By Jamiu Busari (@jobusar)
Anne Matlow (@AnneMatlow)
Professor of Medicine, Paediatrics, Laboratory Medicine and Pathobiology
Faculty Lead, Strategic Initiatives, Post MD Education
University of Toronto
Toronto, Canada
What is your educational background?
Anne Matlow, MD, FRCPC, graduated from the University of Toronto medical school in 1977. She is a Royal College certified physician in internal medicine, infectious diseases and medical microbiology. She holds a Masters in Science in Microbiology and Immunology from McGill University and was one of the pioneer candidates to enroll in the Patient Safety Leadership Fellowship program organized by the US National Patient Safety Foundation in 2002. She claims that participating in the fellowship program was the most significant thing for her at that stage of her professional life.
In 1989, she assumed a position as medical microbiologist at the Hospital for Sick Children with a focus on infection control. Over the 22 years she spent there, she became medical director of infection prevention and control and medical director of patient safety, as well as associate director of the UofT Centre for Patient Safety (now Centre for Quality and Patient Safety). Anne is a graduate of the Advanced Health Leadership Programme at UofT’s Rotman School of Management. Between 2011 and 2012, she served as the Vice President Education at Women’s College Hospital after which she took on her current position in UofT’s Faculty of Medicine as Faculty Lead, Strategic Initiatives in PGME, with a focus on leadership, quality and safety, resource stewardship, and professionalism.
What percentage of your time is spent in clinical practice, teaching activities, educational research and administrative work?
Asked how she distributes her time among her various professional responsibilities Anne responds “so this is where I become a sort of a square peg in a round hole, because I don’t really see patients anymore”. Her teaching now includes UofT’s graduate program in Quality and Patient Safety, and faculty development at education meetings. Jokingly, she continues “I hung up my stethoscope about 5 years ago as my career got more into education”. Anne spends roughly 10% of her time on education research, 20% on teaching, 45% on administrative tasks and another 25% on creative professional activities, such as the Toronto International Summit on Leadership Education for Physicians (TISLEP) that she co-leads. Asks how she manages to devote her time to all of these tasks, Anne responds by saying that although on paper her postgraduate educational tasks are tagged at 0.5 FTE, and her other responsibilities roughly at an additional 0.25, she hardly considers her work part time. She goes on to add “when you have been an academic person your whole life, even when your job description changes and you officially work fewer hours, you still only know how to do it one way.”

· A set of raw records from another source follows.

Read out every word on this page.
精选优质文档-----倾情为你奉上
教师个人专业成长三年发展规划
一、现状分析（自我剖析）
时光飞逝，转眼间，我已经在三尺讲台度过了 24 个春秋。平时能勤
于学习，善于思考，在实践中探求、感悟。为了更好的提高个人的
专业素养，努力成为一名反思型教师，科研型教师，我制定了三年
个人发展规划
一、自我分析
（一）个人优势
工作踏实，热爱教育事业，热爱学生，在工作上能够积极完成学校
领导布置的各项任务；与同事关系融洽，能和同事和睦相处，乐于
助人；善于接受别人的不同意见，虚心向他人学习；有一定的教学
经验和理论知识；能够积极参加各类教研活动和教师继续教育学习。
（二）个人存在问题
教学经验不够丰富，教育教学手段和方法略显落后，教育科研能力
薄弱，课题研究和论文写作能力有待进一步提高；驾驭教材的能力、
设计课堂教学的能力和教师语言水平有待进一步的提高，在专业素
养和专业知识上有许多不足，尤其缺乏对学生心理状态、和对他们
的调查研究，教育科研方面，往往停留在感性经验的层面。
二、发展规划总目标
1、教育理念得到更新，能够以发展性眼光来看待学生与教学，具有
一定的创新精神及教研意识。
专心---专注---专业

Her current positions offer variety and intellectual challenges while at the same time, the mental flexibility to sit in her garden and work from home, and the time to enjoy her two little grandsons.
How do you enjoy your diverse career?
Explaining how she enjoys the variety of her clinical work, Anne responds by saying that having spent a vast bulk of her clinical career as an infectious disease specialist, one of the things she loved was the variety that came along with it, especially when compared to other focused disciplines such as cardiology. You sort of get to be a “jack of all trades” in a lot of things and “I am more interested in and gravitate more to the breadth (of issues) rather than depth” she concludes.
What challenges do you experience; how do you manage them?
Asked how she deals with the challenges of the diversity of her work, Anne responded with “that’s a very good question” [she pauses] “I hear myself saying a lot, just a minute, my mind is not on that channel yet” (she smiles). She continues “You have to be able to move back and forth. With the diversity of my work, it can be challenging but you’ve got to do what you’ve got to do”. Anne tends to set aside time for things that are essential. She thinks that because her current tasks do not entail a lot of emergencies, there is a constancy that enables her to allocate her time in a way that meets her needs. In order for her to feel happy and content, she pursues satisfaction in the physical, emotional, intellectual, and spiritual domains, constantly striving to maintain a balance in all of those areas.
Three tips for an aspiring CE
Asked which 3 tips she would like to offer junior CEs, Anne responds with the following:
Interpersonal skills: Emotional intelligence and relational skills. As an educator giving people feedback, you have to know how people tick.
Mastery: you have to be an expert in your clinical area of focus. If not, you will not garner the credibility and respect you need to effect change in other areas. .
Take advantage of every opportunity that comes your way.
And one extra… find a mentor! Someone who is interested in your welfare.